India’s First War of Independence
The First War of India’s Independence started with the Sepoy’s revolt. The Sepoy uprising of 1857 had started from the military camp and spread from one Cantonment to another till it was joined by ex-rulers and their supporters. That way, it can be called a Sepoy Mutiny. But this is not as simple as it appears to be.
The soldiers themselves were Indians and they had been receiving regular messages from their home about the changes that were taking place in the life of the people as and when the rule of a particular place passed on to the hands of the Britishers.
The soldiers from Oudh, for instance, were feeling very much agitated because they were hearing from their home about the misdeeds of the Resident and his men.
Thus, the soldiers were not detached from the Indian society as a whole. Their action was only a reaction of the social unrest in the country as a whole.
Was it a conspiracy of ex-rulers or a war of Independence in reality? It cannot be technically called a conspiracy of the ex-rulers because most of them had remained only passive observers even during the uprising.

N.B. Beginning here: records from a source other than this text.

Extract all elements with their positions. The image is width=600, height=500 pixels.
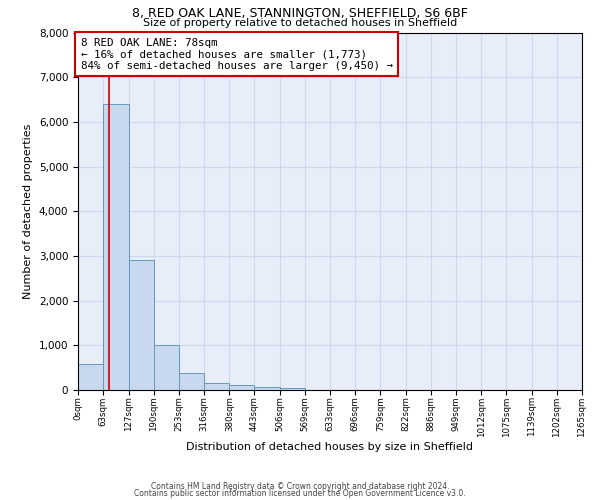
Bar [204,383,229,390]
Bar [179,373,204,390]
X-axis label: Distribution of detached houses by size in Sheffield: Distribution of detached houses by size … [187,442,473,452]
Bar [128,260,154,390]
Y-axis label: Number of detached properties: Number of detached properties [23,124,33,299]
Bar [280,388,305,390]
Bar [154,346,179,390]
Bar [254,387,280,390]
Text: 8 RED OAK LANE: 78sqm
← 16% of detached houses are smaller (1,773)
84% of semi-d: 8 RED OAK LANE: 78sqm ← 16% of detached … [80,38,392,71]
Text: Contains public sector information licensed under the Open Government Licence v3: Contains public sector information licen… [134,490,466,498]
Bar [103,104,128,390]
Text: 8, RED OAK LANE, STANNINGTON, SHEFFIELD, S6 6BF: 8, RED OAK LANE, STANNINGTON, SHEFFIELD,… [132,8,468,20]
Text: Contains HM Land Registry data © Crown copyright and database right 2024.: Contains HM Land Registry data © Crown c… [151,482,449,491]
Text: Size of property relative to detached houses in Sheffield: Size of property relative to detached ho… [143,18,457,28]
Bar [229,384,254,390]
Bar [78,364,103,390]
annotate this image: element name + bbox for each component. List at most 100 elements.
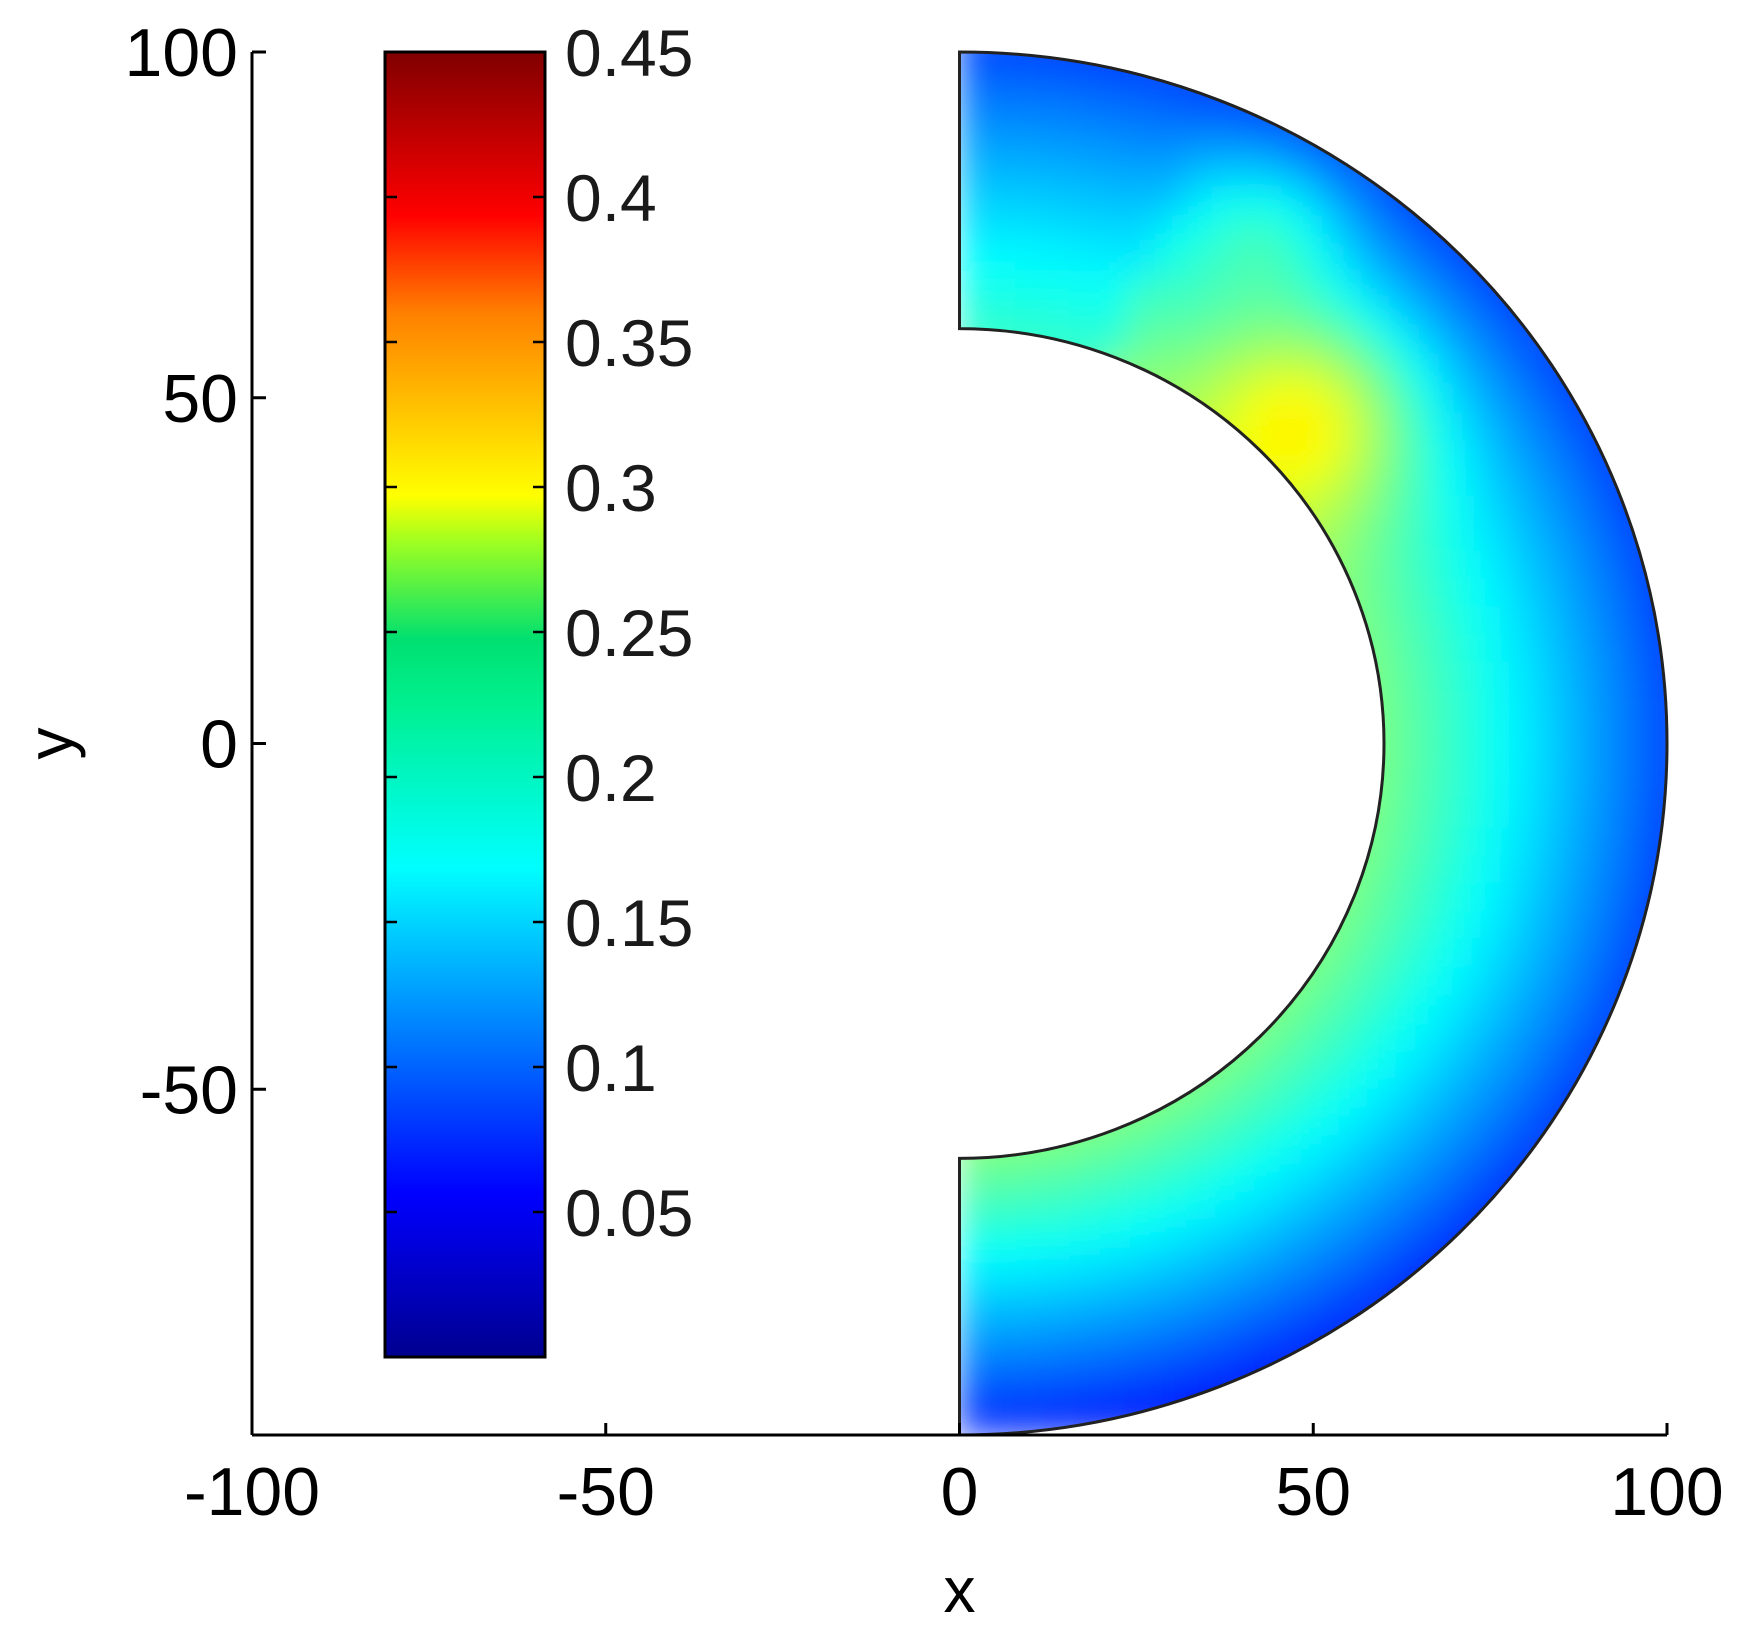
heatmap-cell (1269, 382, 1301, 413)
colorbar-tick-label: 0.05 (565, 1176, 693, 1250)
heatmap-cell (1467, 963, 1499, 994)
heatmap-cell (1128, 189, 1159, 219)
heatmap-cell (959, 1378, 989, 1409)
heatmap-cell (959, 1212, 989, 1243)
heatmap-cell (1100, 1185, 1131, 1215)
heatmap-cell (1439, 493, 1470, 524)
heatmap-cell (1326, 991, 1357, 1022)
heatmap-cell (1411, 797, 1442, 828)
heatmap-cell (1439, 797, 1470, 828)
heatmap-cell (1298, 327, 1329, 358)
heatmap-cell (1383, 714, 1414, 745)
heatmap-cell (1552, 936, 1584, 966)
heatmap-cell (1439, 936, 1470, 966)
heatmap-cell (986, 1378, 1018, 1409)
heatmap-cell (1100, 133, 1131, 164)
heatmap-cell (1439, 770, 1470, 800)
colorbar-tick-label: 0.35 (565, 306, 693, 380)
heatmap-cell (1637, 714, 1667, 745)
heatmap-cell (1213, 1323, 1244, 1354)
heatmap-cell (1411, 576, 1442, 607)
heatmap-cell (986, 1240, 1018, 1271)
heatmap-cell (1354, 216, 1385, 247)
heatmap-cell (986, 189, 1018, 219)
heatmap-cell (1354, 382, 1385, 413)
heatmap-cell (1269, 963, 1301, 994)
heatmap-cell (1496, 327, 1527, 358)
heatmap-cell (1467, 438, 1499, 468)
heatmap-cell (1467, 631, 1499, 662)
heatmap-cell (1354, 963, 1385, 994)
heatmap-cell (1326, 1129, 1357, 1160)
heatmap-cell (1326, 216, 1357, 247)
heatmap-cell (1383, 908, 1414, 939)
colorbar-tick-label: 0.25 (565, 596, 693, 670)
heatmap-cell (1298, 936, 1329, 966)
heatmap-cell (1326, 936, 1357, 966)
heatmap-cell (1241, 1129, 1272, 1160)
heatmap-cell (1015, 216, 1046, 247)
heatmap-cell (1128, 52, 1159, 53)
heatmap-cell (1128, 1212, 1159, 1243)
heatmap-cell (959, 1295, 989, 1326)
heatmap-cell (959, 1351, 989, 1381)
heatmap-cell (1354, 272, 1385, 302)
heatmap-cell (1241, 1268, 1272, 1298)
heatmap-cell (1354, 327, 1385, 358)
y-tick-label: 0 (200, 707, 238, 783)
heatmap-cell (1298, 161, 1329, 192)
heatmap-cell (1552, 410, 1584, 441)
heatmap-cell (1100, 78, 1131, 109)
heatmap-cell (986, 52, 1018, 81)
heatmap-cell (1298, 576, 1329, 607)
heatmap-cell (1383, 687, 1414, 717)
heatmap-cell (1354, 465, 1385, 496)
colorbar-tick-label: 0.45 (565, 16, 693, 90)
heatmap-cell (1156, 272, 1187, 302)
heatmap-cell (1552, 714, 1584, 745)
heatmap-cell (1298, 908, 1329, 939)
heatmap-cell (1411, 1102, 1442, 1132)
heatmap-cell (1524, 825, 1555, 856)
heatmap-cell (1383, 355, 1414, 385)
heatmap-cell (1326, 1074, 1357, 1105)
heatmap-cell (959, 355, 989, 385)
heatmap-cell (1354, 1074, 1385, 1105)
heatmap-cell (1043, 78, 1074, 109)
heatmap-cell (1213, 1351, 1244, 1381)
heatmap-cell (1269, 216, 1301, 247)
heatmap-cell (1298, 272, 1329, 302)
heatmap-cell (1269, 133, 1301, 164)
heatmap-cell (1383, 576, 1414, 607)
heatmap-cell (1496, 355, 1527, 385)
heatmap-cell (1043, 1157, 1074, 1188)
heatmap-cell (1354, 936, 1385, 966)
heatmap-cell (1383, 797, 1414, 828)
heatmap-cell (1411, 327, 1442, 358)
heatmap-cell (1184, 1019, 1216, 1049)
heatmap-cell (1298, 299, 1329, 330)
heatmap-cell (1326, 493, 1357, 524)
heatmap-cell (1666, 825, 1667, 856)
heatmap-cell (1666, 631, 1667, 662)
heatmap-cell (1496, 1074, 1527, 1105)
heatmap-cell (986, 52, 1018, 53)
heatmap-cell (1439, 991, 1470, 1022)
heatmap-cell (1100, 106, 1131, 136)
heatmap-cell (1213, 133, 1244, 164)
heatmap-cell (1354, 604, 1385, 634)
heatmap-cell (959, 1185, 989, 1215)
annulus-outline (958, 50, 1669, 1437)
heatmap-cell (1411, 714, 1442, 745)
heatmap-cell (1043, 1351, 1074, 1381)
heatmap-cell (1411, 853, 1442, 883)
heatmap-cell (1298, 410, 1329, 441)
heatmap-cell (1213, 1268, 1244, 1298)
heatmap-cell (1439, 548, 1470, 579)
heatmap-cell (986, 299, 1018, 330)
heatmap-cell (1439, 1102, 1470, 1132)
heatmap-cell (1241, 327, 1272, 358)
heatmap-cell (1354, 355, 1385, 385)
heatmap-cell (1241, 1378, 1272, 1409)
heatmap-cell (1467, 742, 1499, 773)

They were no doubt dissatisfied with their fate but were conscious of their own weakness and as such they had not got the resources to organize any conspiracy against the white rulers. Laxmibai of Jhansi, Nana Rao of Bithur and Tantia Topi were, no doubt, taking the lead of the uprising but they themselves were not interested in such a revolt due to their sufferings, and the injustices that had been done to them.
They were, in fact, very much perturbed by the ever increasing interference of the Britishers in the affairs of the Independent rulers of India and as such, they were upholding the cause of the country more than their own.
It is, therefore, correct to say that the 1857 uprising was the first war of Independence as Vir Sarvarkar likes us to believe. No doubt, it was not popularly backed by the masses.
Was the first war of Independence really a common uprising against a foreign rule? One has to analyze the social life of the country and the political consciousness of the people of the time. Those were the days when the common man was interested in the problems of his bread and butter and was not, at all, interested in the government of the country.
They had tolerated the maladministration of their own rulers with a smiling face and could have borne the atrocities of a foreign rule without a grumble. The common man was really not interested in anything except his own profession because a farmer ruled by an Indian or a foreigner. But, to say that the laborers and farmers did not come forward to join the uprising is not correct as the soldiers came from these sections of the society only.
It is correct, therefore, to call it a common uprising against a foreign rule.